What is the best advice you ever received?
The best advice I received was to not allow events in your life to define you, but for you to define how events shape your future. I was in middle school when a mentor gave me this advice and it has guided me through many challenges. Each challenge we face is one we can reflect on and use what we learn from it as a tool to help shape our future. I still use the advice every day. In my office I even have a sign shaped like an arrow with the phrase “Don’t look back, you aren’t going that way.”
Who have been your biggest mentors over the course of your education and career?
During pharmacy school, my biggest mentor was Keith Campbell. Not only was he there for me as a student, but as a person. A lot of personal growth happens during those years, and Keith always pushed me to achieve more while encouraging me to do my best. As I transitioned into working as a pharmacist and getting involved in the Washington State Pharmacy Association (WSPA), Don Downing became a strong mentor. His work and passion are what inspired me to get more involved in policy and advocacy. And, of course, where would I be without Linda Garrelts Maclean. When I was a student, we nicknamed her “Wonder Woman,” because she could do it all. I have truly enjoyed getting to work more closely with her as faculty and realize I have some “high heels” to fill in my new administrative role.
How do you think pharmacy practice and education has changed over the course of the pandemic?
The workflow of pharmacy practice rapidly changed as a result of the pandemic, but the core of the profession, patient care, stayed strong. As other businesses were shutting down, pharmacists ensured patients could access their needed medications. Pharmacists were faced with overwhelming volumes of extremely ill patients in our ICUs, hospitals, and ambulatory clinics. They went to work each day knowing they were putting themselves at risk, but always put the patient first. If in 2019 you told a community pharmacist they would be routinely providing curb-side delivery, they would have laughed! However, as they were forced to shut their doors, they found ways to open a window!

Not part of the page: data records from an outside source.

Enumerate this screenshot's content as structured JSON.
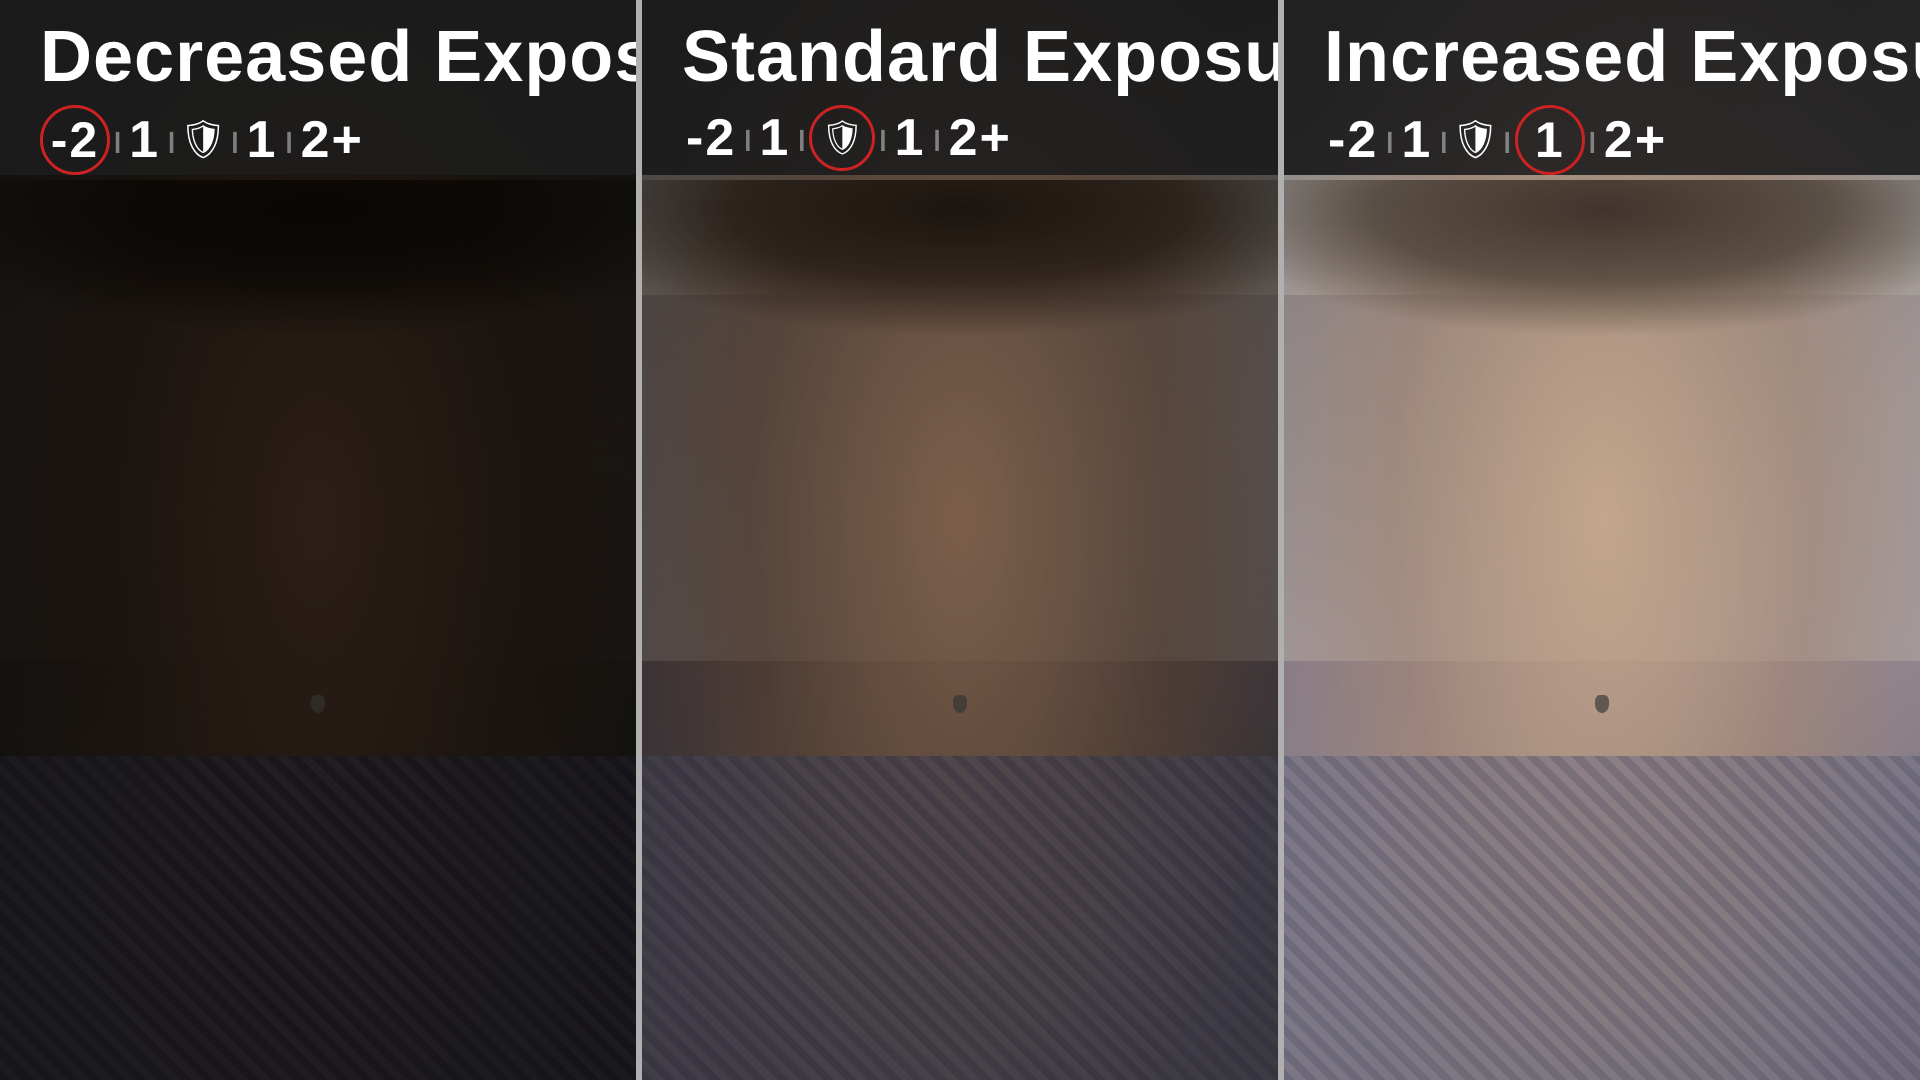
{
  "panels": [
    {
      "id": "decreased",
      "title": "Decreased Exposure",
      "scale": {
        "items": [
          {
            "value": "-2",
            "highlighted": true,
            "type": "text"
          },
          {
            "value": "div",
            "type": "divider"
          },
          {
            "value": "1",
            "highlighted": false,
            "type": "text"
          },
          {
            "value": "div",
            "type": "divider"
          },
          {
            "value": "shield",
            "highlighted": false,
            "type": "shield"
          },
          {
            "value": "div",
            "type": "divider"
          },
          {
            "value": "1",
            "highlighted": false,
            "type": "text"
          },
          {
            "value": "div",
            "type": "divider"
          },
          {
            "value": "2+",
            "highlighted": false,
            "type": "text"
          }
        ]
      }
    },
    {
      "id": "standard",
      "title": "Standard Exposure",
      "scale": {
        "items": [
          {
            "value": "-2",
            "highlighted": false,
            "type": "text"
          },
          {
            "value": "div",
            "type": "divider"
          },
          {
            "value": "1",
            "highlighted": false,
            "type": "text"
          },
          {
            "value": "div",
            "type": "divider"
          },
          {
            "value": "shield",
            "highlighted": true,
            "type": "shield"
          },
          {
            "value": "div",
            "type": "divider"
          },
          {
            "value": "1",
            "highlighted": false,
            "type": "text"
          },
          {
            "value": "div",
            "type": "divider"
          },
          {
            "value": "2+",
            "highlighted": false,
            "type": "text"
          }
        ]
      }
    },
    {
      "id": "increased",
      "title": "Increased Exposure",
      "scale": {
        "items": [
          {
            "value": "-2",
            "highlighted": false,
            "type": "text"
          },
          {
            "value": "div",
            "type": "divider"
          },
          {
            "value": "1",
            "highlighted": false,
            "type": "text"
          },
          {
            "value": "div",
            "type": "divider"
          },
          {
            "value": "shield",
            "highlighted": false,
            "type": "shield"
          },
          {
            "value": "div",
            "type": "divider"
          },
          {
            "value": "1",
            "highlighted": true,
            "type": "text"
          },
          {
            "value": "div",
            "type": "divider"
          },
          {
            "value": "2+",
            "highlighted": false,
            "type": "text"
          }
        ]
      }
    }
  ]
}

I am so proud of how our profession innovated to ensure access to care, how they jumped at the opportunity to perform COVID-19 tests, how they stepped up to immunize our communities. The pandemic also impacted education. Our students and faculty had to adapt to online course delivery. We had to find new ways to connect and build relationships with one another. But something else amazing happened. Our students sought opportunities to use their training to help combat this horrible pandemic. They volunteered at countless testing and immunization events. They developed networks to support classmates struggling with isolation. They attended countless town hall meetings, sharing their thoughts on how our college could best adapt through this new normal. I hope we never see a pandemic like this again in my lifetime, but I am confident the pharmacy profession will be ready to innovate and adapt quickly.
What do you believe to be the future of pharmacy?
The future is an advancement toward less focus on a product and more on services. More and more pharmacists are providing clinical services in health systems, ambulatory care clinics, community pharmacies, and more. As companies enter the pharmacy market who excel at product distribution, we need to empower pharmacists to step away from the counting tray and spatula and to innovate.
What we are teaching today, is how to make strong clinical decisions, to critically evaluate a patient case and recommend solutions based on evidence that take the patient’s views into account.
What are you most looking forward to about the fall semester?
I am a people person and love the energy students bring to campus. I can’t wait to meet our incoming first year students, meet the second-year students that I have only known online, and to see those third-year students that I have missed visiting with. We have the absolute best faculty and staff, and we are all anxious to be walking the halls with one another after such a long year and a half. It will also be great to transition into the external relations role, get back to traveling to conferences, networking, and advancing the vision and mission of the college.